In the clearest sign yet that Apple is developing augmented reality hardware, the company has purchased Canadian AR start-up Vrvana.
While Apple has remained tight-lipped on its latest efforts in the augmented reality [AR] space, rumours abound of the work going on behind the scenes at the tech giant. Now, it seems we may see an Apple AR headset as early as 2020.
Back in January, we reported on indications that Apple could be preparing to launch its own AR headset. Throughout the year we’ve seen numerous developments to reinforce this.
The obvious starting point for Apple was enabling easier creation of AR experiences on iPhone and iPad. An engineering team led by Mike Rockwell launched the team’s first product earlier this year – ARKit.
The tools allowed software developers to create AR applications for iOS and tap into the devices’ hardware to enhance a range of experiences, such as shopping and gaming. The release made Apple the largest AR platform overnight, simply due to the popularity of iPhones.
Since then, Bloomberg has reported that Apple plans to develop technology for a dedicated AR headset by 2019 and ship a product as early as 2020.
Current VR and AR solutions from companies with mobile offerings have utilized those devices in a supporting headset – Samsung’s Gear VR being the obvious example. Apple seems to be choosing a different path though. The latest word out of Cupertino, and the clearest sign yet that Apple is developing AR hardware, is that it has purchased Canadian start-up Vrvana.
Totem: the precursor to an Apple AR headset?
Sources have revealed to TechCrunch that the deal was for around $30 million – loose change in the world of cutting-edge technology, but Vrvana raised just $2 million in funding when it was founded in 2005. Some of the start-up’s employees have reportedly joined Apple in California, though the fate of any products currently under development is unknown.
Despite these humble beginnings, the company’s impressive hardware makes it clear why Apple was eager to acquire the technology behind their Totem headset. The device never saw a public launch but it garnered glowing reviews from press at industry events. Tom’s Hardware awarded it best in show at CES this year.
A 1440p OLED screen and 120 degree field of vision [FOV] ensure a high-quality and immersive experience. The latter is an area in which many other headsets fall short and an essential specification for a good VR or AR experience. Most significantly, the Totem allows for seamless switching between AR and VR modes.

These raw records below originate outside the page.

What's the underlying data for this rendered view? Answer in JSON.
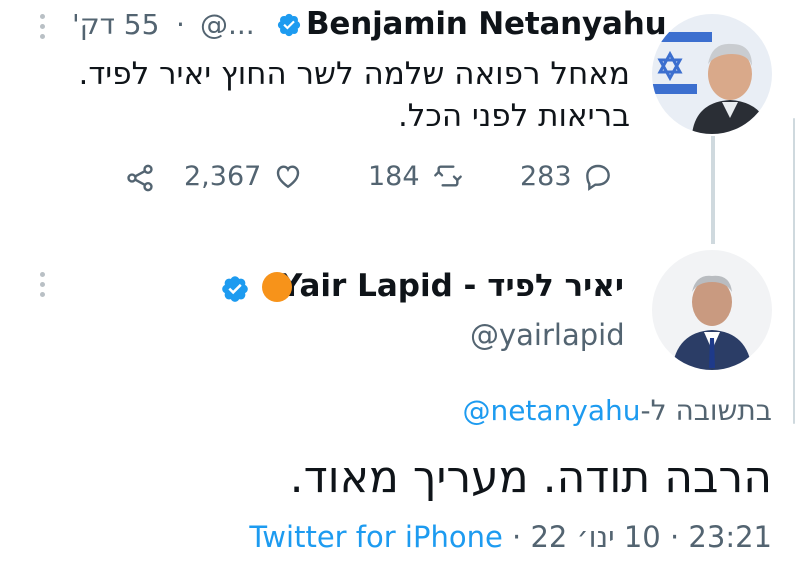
{
  "tweet1": {
    "author_name": "Benjamin Netanyahu",
    "handle": "@...",
    "separator": "·",
    "time": "55 דק'",
    "text_line1": "מאחל רפואה שלמה לשר החוץ יאיר לפיד.",
    "text_line2": "בריאות לפני הכל.",
    "reply_count": "283",
    "retweet_count": "184",
    "like_count": "2,367"
  },
  "tweet2": {
    "author_name": "Yair Lapid - יאיר לפיד",
    "handle": "@yairlapid",
    "reply_prefix": "בתשובה ל-",
    "reply_to": "@netanyahu",
    "text": "הרבה תודה. מעריך מאוד.",
    "time": "23:21",
    "date": "10 ינו׳ 22",
    "source": "Twitter for iPhone",
    "separator": "·"
  },
  "colors": {
    "accent": "#1d9bf0",
    "muted": "#536471",
    "orange_dot": "#f7931a"
  },
  "icons": [
    "kebab-menu-icon",
    "verified-badge-icon",
    "reply-icon",
    "retweet-icon",
    "like-icon",
    "share-icon"
  ]
}
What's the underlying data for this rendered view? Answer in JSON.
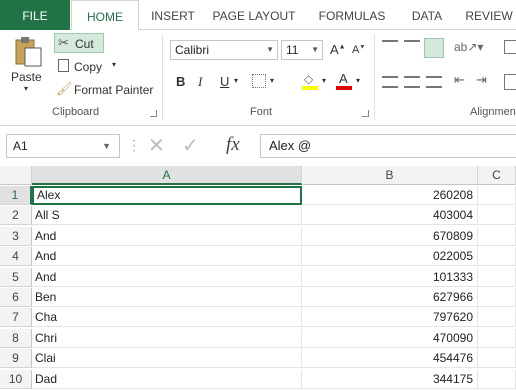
{
  "tabs": [
    "FILE",
    "HOME",
    "INSERT",
    "PAGE LAYOUT",
    "FORMULAS",
    "DATA",
    "REVIEW"
  ],
  "clipboard": {
    "paste": "Paste",
    "cut": "Cut",
    "copy": "Copy",
    "format_painter": "Format Painter",
    "group_label": "Clipboard"
  },
  "font": {
    "name": "Calibri",
    "size": "11",
    "bold": "B",
    "italic": "I",
    "underline": "U",
    "font_color_glyph": "A",
    "grow_glyph": "A",
    "shrink_glyph": "A",
    "group_label": "Font"
  },
  "alignment": {
    "group_label": "Alignmen"
  },
  "formula_bar": {
    "name_box": "A1",
    "fx": "fx",
    "formula": "Alex @"
  },
  "sheet": {
    "columns": [
      "A",
      "B",
      "C"
    ],
    "rows": [
      {
        "n": "1",
        "a": "Alex",
        "b": "260208"
      },
      {
        "n": "2",
        "a": "All S",
        "b": "403004"
      },
      {
        "n": "3",
        "a": "And",
        "b": "670809"
      },
      {
        "n": "4",
        "a": "And",
        "b": "022005"
      },
      {
        "n": "5",
        "a": "And",
        "b": "101333"
      },
      {
        "n": "6",
        "a": "Ben",
        "b": "627966"
      },
      {
        "n": "7",
        "a": "Cha",
        "b": "797620"
      },
      {
        "n": "8",
        "a": "Chri",
        "b": "470090"
      },
      {
        "n": "9",
        "a": "Clai",
        "b": "454476"
      },
      {
        "n": "10",
        "a": "Dad",
        "b": "344175"
      }
    ]
  },
  "colors": {
    "accent": "#217346"
  }
}
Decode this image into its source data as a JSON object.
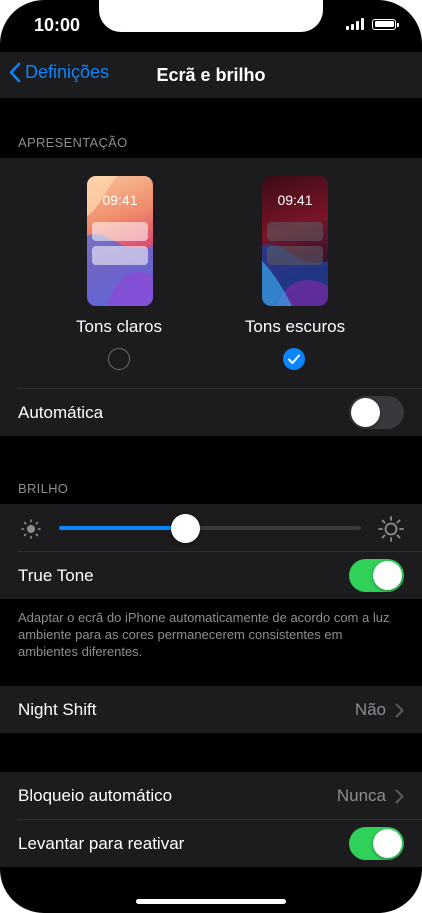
{
  "status_bar": {
    "time": "10:00"
  },
  "nav": {
    "back_label": "Definições",
    "title": "Ecrã e brilho"
  },
  "appearance": {
    "header": "APRESENTAÇÃO",
    "light": {
      "time": "09:41",
      "label": "Tons claros",
      "selected": false
    },
    "dark": {
      "time": "09:41",
      "label": "Tons escuros",
      "selected": true
    },
    "automatic": {
      "label": "Automática",
      "on": false
    }
  },
  "brightness": {
    "header": "BRILHO",
    "level": 0.42,
    "true_tone": {
      "label": "True Tone",
      "on": true
    },
    "note": "Adaptar o ecrã do iPhone automaticamente de acordo com a luz ambiente para as cores permanecerem consistentes em ambientes diferentes."
  },
  "night_shift": {
    "label": "Night Shift",
    "value": "Não"
  },
  "lock": {
    "auto_lock": {
      "label": "Bloqueio automático",
      "value": "Nunca"
    },
    "raise_to_wake": {
      "label": "Levantar para reativar",
      "on": true
    }
  },
  "colors": {
    "accent": "#0a84ff",
    "toggle_on": "#30d158",
    "background": "#000000",
    "cell": "#1c1c1e"
  }
}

Overcoming AR technology hurdles
As Vrvana CEO Bertrand Nepveu explains in the video below, the company had to overcome the infamous challenge of reducing the latency between the camera’s capturing of the footage and it being relayed to the user.
Forward-facing cameras offer depth of field tracking and 3D positioning (as well as images for AR functionality), while additional infrared cameras track the user’s hands. Combined, these technologies offer a whole host of potential applications across many industries, including manufacturing, healthcare and supply chain.
Users can manipulate virtual objects with their hands, with complete awareness of their real-world surroundings, for mixed reality [MR] experiences. The Totem’s usefulness is expanded by its multi-user capabilities – something it calls ‘shared presence’.
“Combined with patent pending hardware accelerated chroma keying (green screen), the Totem’s unique feature set drastically eliminates the need for external tracking or projection equipment, simplifying setup and giving users freedom to move and accomplish more,” its promotional materials read.
On the software side, supported engines include, Unreal, Unity and OpenVR/SteamVR. Vrvana also created a software development kit [SDK] for custom engines.
Timing is everything
The brains behind the fledgling firm must have impressed the world’s largest technology company (by revenue). Apple have been historically hesitant to enter the AR and VR hardware arena. Until now, an Apple AR headset has seemed to be a distant prospect. In an interview with The Independent, following the release of ARKit, Apple’s Tim Cook highlighted the technological challenges presented by AR.
“The field of view, the quality of the display itself, it’s not there yet. We don’t give a rat’s about being first, we want to be the best, and give people a great experience,” Tim Cook said. “But now anything you would see on the market any time soon would not be something any of us would be satisfied with. Nor do I think the vast majority of people would be satisfied.”
Nonetheless, Cook feels these hurdles can be overcome, its simply a question of how long it will take. With the acquisition of Vrvana, an Apple AR headset that the company can be proud of may be on the horizon. If such a device integrates the innovations of Totem with the product design and platform capabilities of Apple, we may see a headset of huge potential in both consumer and business environments.